L'angoscia è l'assenza di Dio. È il sentimento che nasce dal rifiuto di Dio nella nostra vita e quindi è lo sgomento che proviamo osservando ciò che ci si para davanti una volta escluso Dio: il nulla
Il concetto di angoscia in Heidegger si riferisce a un’esperienza esistenziale legata alla consapevolezza del nulla e della finitezza umana, che emerge quando l’individuo si confronta con la propria solitudine esistenziale. Non si tratta tanto di un’assenza di Dio, quanto della sensazione di impotenza di fronte alla vastità dell’esistenza e alla propria mortalità. Certamente, in alcune tradizioni religiose, l’angoscia può essere vista come una separazione da Dio, ma in Heidegger il nulla è una condizione intrinseca alla nostra esistenza che non dipende da una causa teologica, ma dalla consapevolezza della nostra finitezza.
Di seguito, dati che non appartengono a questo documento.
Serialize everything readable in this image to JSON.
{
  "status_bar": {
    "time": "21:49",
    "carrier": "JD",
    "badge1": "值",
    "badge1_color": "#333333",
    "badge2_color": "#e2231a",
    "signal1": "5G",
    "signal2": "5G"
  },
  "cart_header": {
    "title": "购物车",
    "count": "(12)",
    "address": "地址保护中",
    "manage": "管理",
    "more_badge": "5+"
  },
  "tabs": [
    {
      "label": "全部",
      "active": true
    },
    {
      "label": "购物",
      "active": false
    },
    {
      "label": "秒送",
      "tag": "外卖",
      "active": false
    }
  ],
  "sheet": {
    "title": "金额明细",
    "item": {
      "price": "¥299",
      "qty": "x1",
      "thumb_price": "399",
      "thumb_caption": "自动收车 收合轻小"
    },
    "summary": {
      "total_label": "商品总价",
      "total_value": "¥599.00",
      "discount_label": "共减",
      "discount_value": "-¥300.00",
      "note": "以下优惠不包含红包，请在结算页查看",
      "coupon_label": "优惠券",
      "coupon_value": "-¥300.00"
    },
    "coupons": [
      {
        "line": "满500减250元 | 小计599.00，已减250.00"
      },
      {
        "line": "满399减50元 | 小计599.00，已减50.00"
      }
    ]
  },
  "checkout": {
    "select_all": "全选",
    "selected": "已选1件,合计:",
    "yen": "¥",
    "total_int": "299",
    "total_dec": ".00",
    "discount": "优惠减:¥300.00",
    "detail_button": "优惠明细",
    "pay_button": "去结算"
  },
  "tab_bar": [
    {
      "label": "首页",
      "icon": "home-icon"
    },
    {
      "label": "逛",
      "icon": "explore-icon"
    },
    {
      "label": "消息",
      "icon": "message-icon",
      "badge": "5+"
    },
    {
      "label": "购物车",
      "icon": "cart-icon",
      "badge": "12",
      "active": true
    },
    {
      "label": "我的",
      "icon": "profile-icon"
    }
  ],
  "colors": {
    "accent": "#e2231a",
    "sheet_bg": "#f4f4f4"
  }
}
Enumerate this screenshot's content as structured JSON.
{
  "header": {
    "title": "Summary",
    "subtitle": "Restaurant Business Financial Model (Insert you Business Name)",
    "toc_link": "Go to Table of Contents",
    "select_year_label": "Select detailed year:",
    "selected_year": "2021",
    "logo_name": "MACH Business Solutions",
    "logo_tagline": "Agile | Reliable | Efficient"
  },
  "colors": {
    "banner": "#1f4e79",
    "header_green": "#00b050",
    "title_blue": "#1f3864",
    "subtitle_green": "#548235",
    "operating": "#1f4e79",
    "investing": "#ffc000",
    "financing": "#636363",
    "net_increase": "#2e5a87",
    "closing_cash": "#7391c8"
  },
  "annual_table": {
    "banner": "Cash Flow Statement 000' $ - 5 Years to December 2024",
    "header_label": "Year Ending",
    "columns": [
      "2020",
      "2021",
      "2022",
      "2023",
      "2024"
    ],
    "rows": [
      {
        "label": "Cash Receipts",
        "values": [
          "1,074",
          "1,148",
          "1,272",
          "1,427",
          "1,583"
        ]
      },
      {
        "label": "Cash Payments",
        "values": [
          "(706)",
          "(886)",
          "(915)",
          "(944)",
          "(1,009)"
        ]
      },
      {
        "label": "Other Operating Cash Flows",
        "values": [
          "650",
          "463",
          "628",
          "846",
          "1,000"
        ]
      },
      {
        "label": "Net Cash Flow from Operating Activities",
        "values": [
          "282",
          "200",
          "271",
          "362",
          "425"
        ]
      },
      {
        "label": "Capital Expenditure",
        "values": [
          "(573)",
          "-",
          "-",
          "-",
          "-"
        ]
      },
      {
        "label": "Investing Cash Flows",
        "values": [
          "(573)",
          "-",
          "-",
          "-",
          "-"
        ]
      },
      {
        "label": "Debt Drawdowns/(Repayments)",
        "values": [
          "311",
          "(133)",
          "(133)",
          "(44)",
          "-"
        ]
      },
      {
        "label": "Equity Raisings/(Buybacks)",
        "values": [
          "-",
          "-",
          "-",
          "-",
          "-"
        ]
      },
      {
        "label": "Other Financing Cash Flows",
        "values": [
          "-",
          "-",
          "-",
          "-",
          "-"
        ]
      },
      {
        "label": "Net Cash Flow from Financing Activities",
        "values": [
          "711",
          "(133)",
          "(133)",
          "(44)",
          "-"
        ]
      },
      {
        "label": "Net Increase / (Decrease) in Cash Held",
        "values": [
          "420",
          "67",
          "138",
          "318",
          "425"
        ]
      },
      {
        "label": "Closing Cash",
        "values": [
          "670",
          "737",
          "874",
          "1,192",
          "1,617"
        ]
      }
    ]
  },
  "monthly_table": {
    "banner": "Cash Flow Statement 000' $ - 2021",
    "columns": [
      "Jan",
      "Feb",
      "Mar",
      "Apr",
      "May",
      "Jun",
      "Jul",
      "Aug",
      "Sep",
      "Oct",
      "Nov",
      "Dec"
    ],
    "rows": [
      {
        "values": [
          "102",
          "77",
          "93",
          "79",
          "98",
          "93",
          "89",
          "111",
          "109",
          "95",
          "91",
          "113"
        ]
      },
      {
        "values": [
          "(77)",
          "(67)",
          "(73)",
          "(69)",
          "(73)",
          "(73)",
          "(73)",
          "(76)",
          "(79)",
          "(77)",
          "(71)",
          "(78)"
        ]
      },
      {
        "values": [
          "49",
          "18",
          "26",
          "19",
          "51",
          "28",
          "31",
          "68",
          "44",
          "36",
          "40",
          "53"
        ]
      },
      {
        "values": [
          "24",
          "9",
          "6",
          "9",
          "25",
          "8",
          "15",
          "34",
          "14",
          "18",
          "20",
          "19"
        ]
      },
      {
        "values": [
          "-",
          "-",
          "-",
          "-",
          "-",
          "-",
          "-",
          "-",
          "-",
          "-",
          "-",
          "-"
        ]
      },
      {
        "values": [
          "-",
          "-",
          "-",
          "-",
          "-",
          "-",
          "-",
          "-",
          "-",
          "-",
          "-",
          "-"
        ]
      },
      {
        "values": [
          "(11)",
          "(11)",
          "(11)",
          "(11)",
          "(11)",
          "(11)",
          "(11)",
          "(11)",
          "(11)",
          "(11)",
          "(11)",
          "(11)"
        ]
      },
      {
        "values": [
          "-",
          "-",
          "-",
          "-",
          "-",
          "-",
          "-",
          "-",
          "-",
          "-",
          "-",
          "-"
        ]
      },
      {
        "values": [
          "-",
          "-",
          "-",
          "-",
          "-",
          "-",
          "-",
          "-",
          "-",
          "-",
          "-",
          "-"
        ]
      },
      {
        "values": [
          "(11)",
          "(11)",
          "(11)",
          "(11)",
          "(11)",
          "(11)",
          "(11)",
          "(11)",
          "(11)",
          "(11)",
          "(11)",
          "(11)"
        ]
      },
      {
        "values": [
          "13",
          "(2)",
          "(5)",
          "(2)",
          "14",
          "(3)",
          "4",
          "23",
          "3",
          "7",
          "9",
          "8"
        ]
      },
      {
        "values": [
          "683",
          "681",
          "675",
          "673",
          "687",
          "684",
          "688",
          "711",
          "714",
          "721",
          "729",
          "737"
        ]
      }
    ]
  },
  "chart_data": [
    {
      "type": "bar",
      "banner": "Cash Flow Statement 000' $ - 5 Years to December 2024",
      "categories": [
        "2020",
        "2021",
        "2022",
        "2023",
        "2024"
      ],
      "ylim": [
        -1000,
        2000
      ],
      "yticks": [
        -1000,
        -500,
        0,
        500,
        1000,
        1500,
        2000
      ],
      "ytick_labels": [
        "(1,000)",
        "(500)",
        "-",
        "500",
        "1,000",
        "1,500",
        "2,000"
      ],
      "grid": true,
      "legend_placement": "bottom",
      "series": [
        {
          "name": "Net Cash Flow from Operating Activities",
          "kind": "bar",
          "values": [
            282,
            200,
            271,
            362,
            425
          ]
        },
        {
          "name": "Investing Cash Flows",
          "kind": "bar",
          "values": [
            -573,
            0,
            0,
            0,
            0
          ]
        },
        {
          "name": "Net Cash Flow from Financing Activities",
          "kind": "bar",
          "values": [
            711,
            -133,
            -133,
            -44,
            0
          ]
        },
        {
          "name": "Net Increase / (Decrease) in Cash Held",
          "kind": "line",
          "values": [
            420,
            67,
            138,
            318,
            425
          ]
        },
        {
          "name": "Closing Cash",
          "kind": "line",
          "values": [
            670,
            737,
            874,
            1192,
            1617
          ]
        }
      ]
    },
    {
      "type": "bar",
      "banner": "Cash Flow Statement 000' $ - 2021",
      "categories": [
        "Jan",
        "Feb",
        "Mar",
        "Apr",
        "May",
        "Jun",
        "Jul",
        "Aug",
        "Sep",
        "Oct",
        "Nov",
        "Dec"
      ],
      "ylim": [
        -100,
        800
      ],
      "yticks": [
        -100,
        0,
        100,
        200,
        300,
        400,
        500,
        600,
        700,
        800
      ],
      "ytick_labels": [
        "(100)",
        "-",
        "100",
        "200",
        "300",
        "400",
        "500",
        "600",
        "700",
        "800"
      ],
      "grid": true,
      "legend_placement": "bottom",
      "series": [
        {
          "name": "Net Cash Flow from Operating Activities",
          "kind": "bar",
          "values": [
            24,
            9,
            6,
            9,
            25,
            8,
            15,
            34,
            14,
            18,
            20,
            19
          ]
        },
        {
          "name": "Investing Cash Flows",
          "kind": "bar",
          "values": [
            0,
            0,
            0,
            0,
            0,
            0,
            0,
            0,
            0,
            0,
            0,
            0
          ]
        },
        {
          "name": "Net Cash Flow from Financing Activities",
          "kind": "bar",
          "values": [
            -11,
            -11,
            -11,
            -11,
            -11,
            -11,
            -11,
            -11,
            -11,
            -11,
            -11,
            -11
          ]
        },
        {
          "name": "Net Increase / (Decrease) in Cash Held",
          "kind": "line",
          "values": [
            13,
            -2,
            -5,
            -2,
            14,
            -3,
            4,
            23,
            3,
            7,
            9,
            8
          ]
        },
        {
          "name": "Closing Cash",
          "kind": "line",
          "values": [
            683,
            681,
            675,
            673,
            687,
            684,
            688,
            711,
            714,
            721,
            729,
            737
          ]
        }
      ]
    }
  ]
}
@SemplicementeAforismi la consapevolezza presuppone una verità da noi acquisita e riconosciuta come realtà. Questa verità la si può acquisire attraverso i sensi ed ecco la morte del corpo, realtà materiale indiscutibile, oppure attraverso lo spirito ed ecco l'immortalità dell'anima, realtà spirituale allo stesso modo indiscutibile. Al di là di queste due indiscutibili realtà c'è la nostra volontà per cui nulla è vero per noi se non ciò in cui vogliamo credere, sia esso la nostra finitezza materiale sia esso la nostra eternità spirituale. Detto ciò, prendere consapevolezza della nostra finitezza materiale è un traguardo parziale, tanto è vero che nonostante Heidegger e tutti i filosofi precedenti e successivi, l'angoscia ai giorni nostri inevitabilmente si manifesta ad una qualche età nella stragrande maggioranza delle persone che scelgono di credere nella propria finitezza, ad eccezione dei pazzi e dei già morti viventi che non temono di morire essendo inconsapevoli di essere vivi
@@SemplicementeAforismi OK, ma ciò significa che con la nostra morte finisce tutto. Non esiste alcuna "anima immortale" che fu un'invenzione platonica, ripresa poi dal cristianesimo
@@marcob4630 Hai sollevato una questione centrale! In effetti, per Heidegger, la morte rappresenta il limite estremo dell’esistenza, ed è proprio la consapevolezza di questa finitezza che ci spinge a vivere in modo più autentico. A differenza di Platone, che concepiva l’anima immortale, Heidegger non parla di un’anima separata dal corpo. La sua prospettiva non è teologica, ma esistenziale: ciò che conta non è tanto ‘cosa accade dopo la morte’, ma come la consapevolezza della morte influisce sulla nostra vita presente. Questo è il cuore del concetto di “essere-per-la-morte” (Sein-zum-Tode). Resta però uno spazio di riflessione aperto, in cui ciascuno può dare la propria risposta personale a questa domanda.”